Movistar Inter leaves the LNFS

The current champion of the National Indoor Football League has joined the group of rebel teams that have decided to leave the organisation that has covered all First and Second Division indoor football clubs since 1989. After winning 14 league titles in 31 years of competition, the club led by the journalist José María García will put an end to its participation in the best futsal league in the world. The letter is dated July 2, 2020 but it expresses their desire to leave the LNFS from July 1 with the competition already over and having won the play-offs.
Movistar Inter thus bids farewell to a glorious period of more than 30 years of history in which it has reigned in Spain, Europe and the world under the leadership of Jesús Candelas first and Jesús Velasco years later. The sporting crisis for not playing in Europe last season unleashed an economic agony for the Madrid team. Movistar applied severe cuts to all its sports sponsorships, such as basketball and cycling. They have also affected the internal problems that García used to solve with his left hand and now they are a powder keg where two historical figures of the club have left through the back door and the level of the team for next season will be lower.
Ricardinho came to Inter to make the club and the LNFS bigger. His farewell photo will always be that of a player sitting in the stands while his teammates gathered around their coach in the time out. Neither the club nor the Portuguese knew how to wash their dirty laundry at home and they devoted themselves to airing their disagreements in the media. On the other hand, Carlos Ortiz, the team's referee and captain of the Spanish national team, announced his departure and revealed that the club had not offered him a renewal after 12 years of wearing green.

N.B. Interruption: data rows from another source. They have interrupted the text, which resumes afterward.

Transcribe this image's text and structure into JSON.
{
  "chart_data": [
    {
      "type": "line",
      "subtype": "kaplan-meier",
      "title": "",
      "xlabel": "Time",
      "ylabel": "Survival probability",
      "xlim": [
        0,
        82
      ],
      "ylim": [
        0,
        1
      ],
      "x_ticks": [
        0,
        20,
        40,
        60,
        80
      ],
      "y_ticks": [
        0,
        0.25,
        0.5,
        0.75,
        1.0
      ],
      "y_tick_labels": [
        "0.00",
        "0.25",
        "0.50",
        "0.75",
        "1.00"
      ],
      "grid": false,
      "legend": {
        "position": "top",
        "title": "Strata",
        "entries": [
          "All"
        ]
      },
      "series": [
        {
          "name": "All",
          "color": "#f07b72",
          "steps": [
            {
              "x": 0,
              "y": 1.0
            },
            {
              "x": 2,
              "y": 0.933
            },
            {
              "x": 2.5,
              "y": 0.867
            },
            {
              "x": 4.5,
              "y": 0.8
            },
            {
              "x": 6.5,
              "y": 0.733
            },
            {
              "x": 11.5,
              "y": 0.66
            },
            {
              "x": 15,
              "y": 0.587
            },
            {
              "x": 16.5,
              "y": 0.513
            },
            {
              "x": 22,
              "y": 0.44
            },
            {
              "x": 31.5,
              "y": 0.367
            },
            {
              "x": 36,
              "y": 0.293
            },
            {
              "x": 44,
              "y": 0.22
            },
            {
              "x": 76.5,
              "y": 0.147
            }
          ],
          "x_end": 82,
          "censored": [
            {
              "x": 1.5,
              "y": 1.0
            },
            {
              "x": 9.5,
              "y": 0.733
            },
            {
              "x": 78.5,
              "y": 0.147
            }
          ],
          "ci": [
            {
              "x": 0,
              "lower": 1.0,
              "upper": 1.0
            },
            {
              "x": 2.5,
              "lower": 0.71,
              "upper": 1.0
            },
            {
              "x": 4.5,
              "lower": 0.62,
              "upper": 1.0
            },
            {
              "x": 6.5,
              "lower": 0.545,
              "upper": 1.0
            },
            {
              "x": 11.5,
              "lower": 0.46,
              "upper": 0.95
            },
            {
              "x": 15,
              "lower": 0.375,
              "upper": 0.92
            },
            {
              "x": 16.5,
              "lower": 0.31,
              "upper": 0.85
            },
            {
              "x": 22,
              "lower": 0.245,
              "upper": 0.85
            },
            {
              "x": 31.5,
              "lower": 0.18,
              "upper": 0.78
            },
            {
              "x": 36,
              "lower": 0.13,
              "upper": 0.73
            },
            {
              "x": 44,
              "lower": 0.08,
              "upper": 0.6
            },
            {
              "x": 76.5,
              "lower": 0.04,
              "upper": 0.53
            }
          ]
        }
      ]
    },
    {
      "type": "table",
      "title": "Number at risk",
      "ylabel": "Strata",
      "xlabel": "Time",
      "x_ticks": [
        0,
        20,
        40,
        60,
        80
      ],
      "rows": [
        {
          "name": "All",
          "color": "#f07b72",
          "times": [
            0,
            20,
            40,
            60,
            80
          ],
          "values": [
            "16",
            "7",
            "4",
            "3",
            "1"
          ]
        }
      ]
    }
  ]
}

The departure of Movistar Inter from the LNFS joins other clubs such as Peniscola, Jaen and Burela in the First Division as well as Mengibar, Móstoles and Talavera in the Second Division. Curiously, the four clubs in the First Division met with Rubiales a year ago in an Atocha hotel in Madrid to provoke a coup d'état in Spanish indoor football that would make Javier Lozano leave the presidency of the LNFS. Months later and in view of the unity of the other teams, they had to make the decision to leave the LNFS and put their sporting future at risk. They have all submitted similar papers arguing that it is the RFEF that has the capacity to organize the futsal competition. A matter that is already in court. The most controversial part is the TV rights that the LNFS has sold to Mediapro until 2023 with the consent of all clubs, including those that now deny the organisation that achieved the historic milestone of making money out of futsal.
Luis Rubiales' RFEF has declared war on futsal. It has already taken over the organization of the Spanish Cup in Malaga in March and has been the organizer of a play off express that has bordered on administrative and sporting disaster by trying to treat indoor football as a non-professional sport.
Of the 28 teams that make up the LNFS (El Pozo and Barça have subsidiaries in Segunda) the remaining 21 continue to support the management of Javier Lozano at the head of the organization's presidency. More than one club has already expressed the confusion caused by the RFEF trying to manage something for which they do not have resources and that does not provide the media dimension of the LNFS in terms of image and sponsorship.
They fear the clandestinity of a sport in which Spain is a world reference but that now has the challenge of renewing that illusion and those stripes in the World Cup to be held in September 2021 in Lithuania. Inter Movistar breaks the deck of Spanish indoor football with this scare. They put themselves in the hands of an inexperienced federation and are exposed to not competing properly next season if there is no agreement between the parties. The microphone and the pen of the shield of the best futsal club in the world will witness their end.